Il me semble que notre cœur de métier est toujours le même et si nous utilisons un vocabulaire actuel : le rôle de la bibliothèque est toujours d’être « un hub » (pardon, il faut vivre avec son temps), un endroit pour donner accès aux textes et aux sources de la connaissance, permettre leurs transmissions. Reste à s’interroger avec Einstein : « La seule chose que vous devez savoir est où se trouve la bibliothèque. » Elle est lieu de passage ouvert, lieu des sociabilités ou lieu pour la réflexion intérieure, dans tous les cas, elle favorise la respiration de l’individu pour qu’il devienne ou reste un citoyen…
Ce nouveau billet pour réactiver cette mémoire de silence, endormie depuis quelques temps…
2015-03-27 08.30.50
La bibliothèque Carnégie de Reims

« Le vin, comme on sait, travaille dans les caves. A l’intérieur des bouteilles continue une vie mystérieuse, différente selon les années et les crus tels que le certifie l’appellation d’origine. Cette appellation, le vin ne la justifie pas seulement pas sa provenance : pour devenir le grand ou le bon cru qu’il est ou est supposé être, le vin doit de surcroît attendre et ce n’est qu’au bout de plusieurs années, marquées par une activité intense et passive, qu’il acquiert son identité la plus propre, quitte aussi à la perdre s’il n’est pas bu à temps.

Si les bibliothèques sont littéralement les caves du savoir humain (dans l’obscurité des livres fermés le sens travaille continûment), les livres présentent toutefois sur les bouteilles l’avantage de pouvoir être bus (lus) à tout moment et de se conserver sans limitation, ainsi que celui d’être inépuisables : même bue d’un trait, la bouteille reste pleine. S’il arrive que le sens s’évente, c’est seulement parce que le vin n’était qu’une piquette, eût-elle été primée en son temps, comme c’est d’ailleurs très souvent le cas.
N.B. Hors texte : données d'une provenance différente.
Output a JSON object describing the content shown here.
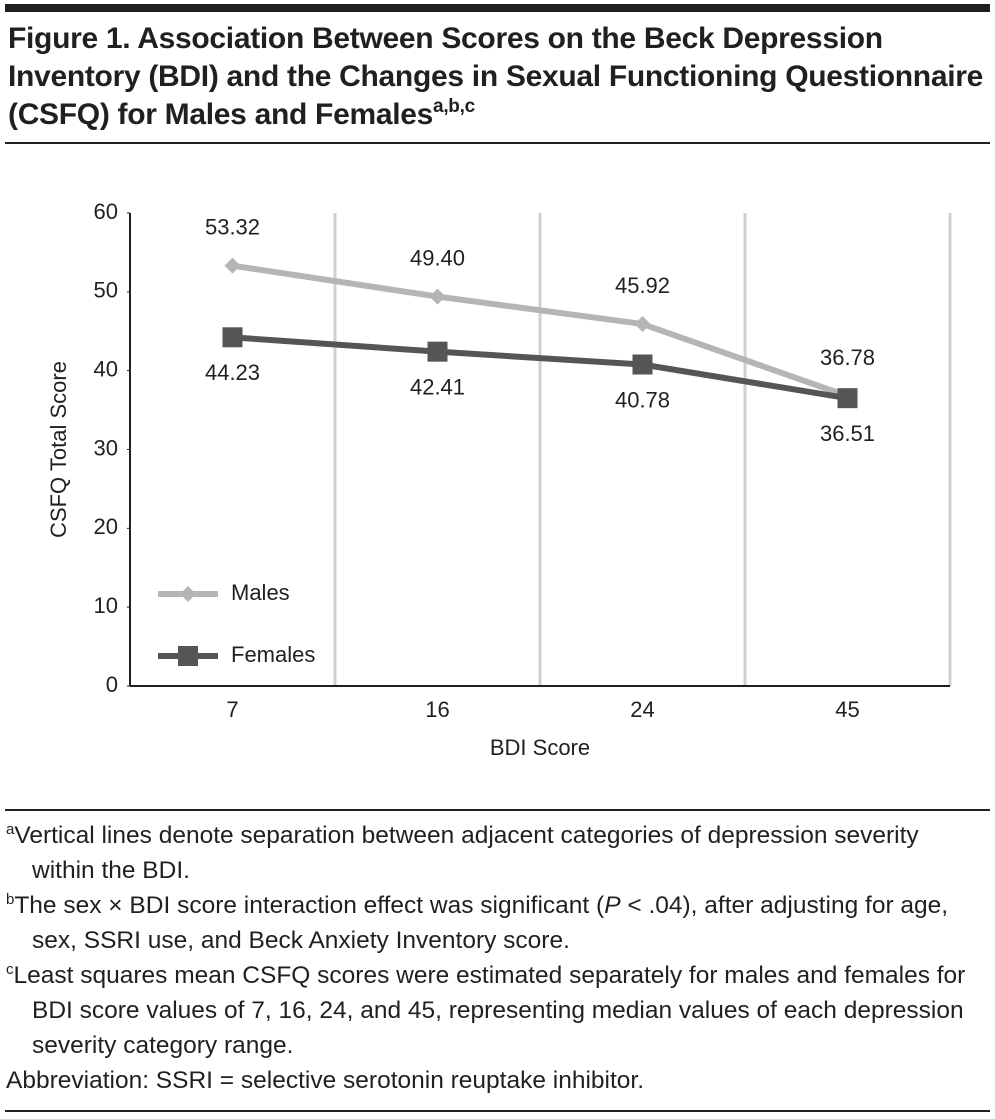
{
  "chart_data": {
    "type": "line",
    "title": "Figure 1. Association Between Scores on the Beck Depression Inventory (BDI) and the Changes in Sexual Functioning Questionnaire (CSFQ) for Males and Females",
    "title_superscript": "a,b,c",
    "x_label": "BDI Score",
    "y_label": "CSFQ Total Score",
    "categories": [
      "7",
      "16",
      "24",
      "45"
    ],
    "series": [
      {
        "name": "Males",
        "color": "#b5b5b5",
        "marker": "diamond",
        "values": [
          53.32,
          49.4,
          45.92,
          36.78
        ],
        "value_labels": [
          "53.32",
          "49.40",
          "45.92",
          "36.78"
        ]
      },
      {
        "name": "Females",
        "color": "#555555",
        "marker": "square",
        "values": [
          44.23,
          42.41,
          40.78,
          36.51
        ]
      }
    ],
    "ylim": [
      0,
      60
    ],
    "yticks": [
      0,
      10,
      20,
      30,
      40,
      50,
      60
    ],
    "category_separators": true,
    "legend": "lower left"
  },
  "footnotes": [
    {
      "marker": "a",
      "text": "Vertical lines denote separation between adjacent categories of depression severity within the BDI."
    },
    {
      "marker": "b",
      "text": "The sex × BDI score interaction effect was significant (",
      "italic": "P",
      "text_after": " < .04), after adjusting for age, sex, SSRI use, and Beck Anxiety Inventory score."
    },
    {
      "marker": "c",
      "text": "Least squares mean CSFQ scores were estimated separately for males and females for BDI score values of 7, 16, 24, and 45, representing median values of each depression severity category range."
    }
  ],
  "abbreviation": "Abbreviation: SSRI = selective serotonin reuptake inhibitor."
}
Mais trêve de plaisanterie. Ce qu’est la bibliothèque, ce qu’elle préserve et ce qu’elle rend possible, nous ne le mesurons vraiment que lorsqu’elle disparaît : aucune image n’est plus parlante que cette célèbre photo prise à Londres pendant la dernière guerre où des hommes, comme des ombres calmes, consultent des livres dans les rayons d’une bibliothèque éventrée par les bombes. Et nul plus émouvant éloge que celui de Varlam Chalamov dans Mes bibliothèques, qui est le livre de la privation, de la rareté et des retrouvailles. Par delà la difficulté d’accès, la rareté des vrais livres voire leur totale absence – comme à la Kolyma pendant des années, jusqu’au point ne plus savoir lire – la bibliothèque revient dans sa mémoire, et dans le clair-obscur d’un monde de petites maisons gelées qu’un poêle réchauffe à peine, comme une sorte de crèche où chaque livre est tour à tour le sauveur : non pas une grande bibliothèque comblée de tout son poids d’institution, mais une simple cabane dont on a la clef et où quelqu’un a pris soin, dans le dos de la dictature, de constituer un catalogue, c’est-à-dire de sauver une langue.

La liberté que constitue la bibliothèque, il est parfois difficile de se la représenter en voyant les silhouettes d’une salle de lecture ramassées sous leurs lampes, mais c’est autrement, selon l’invraisemblable polyphonie des rayons ou selon le sommeil des réserves qu’il faut y penser. Privée ou publique, immense ou petite, spécialisée ou capricieuse, la bibliothèque est toujours et avant tout réserve, conservatoire de la différence, vestibule infini d’un palais grand ouvert.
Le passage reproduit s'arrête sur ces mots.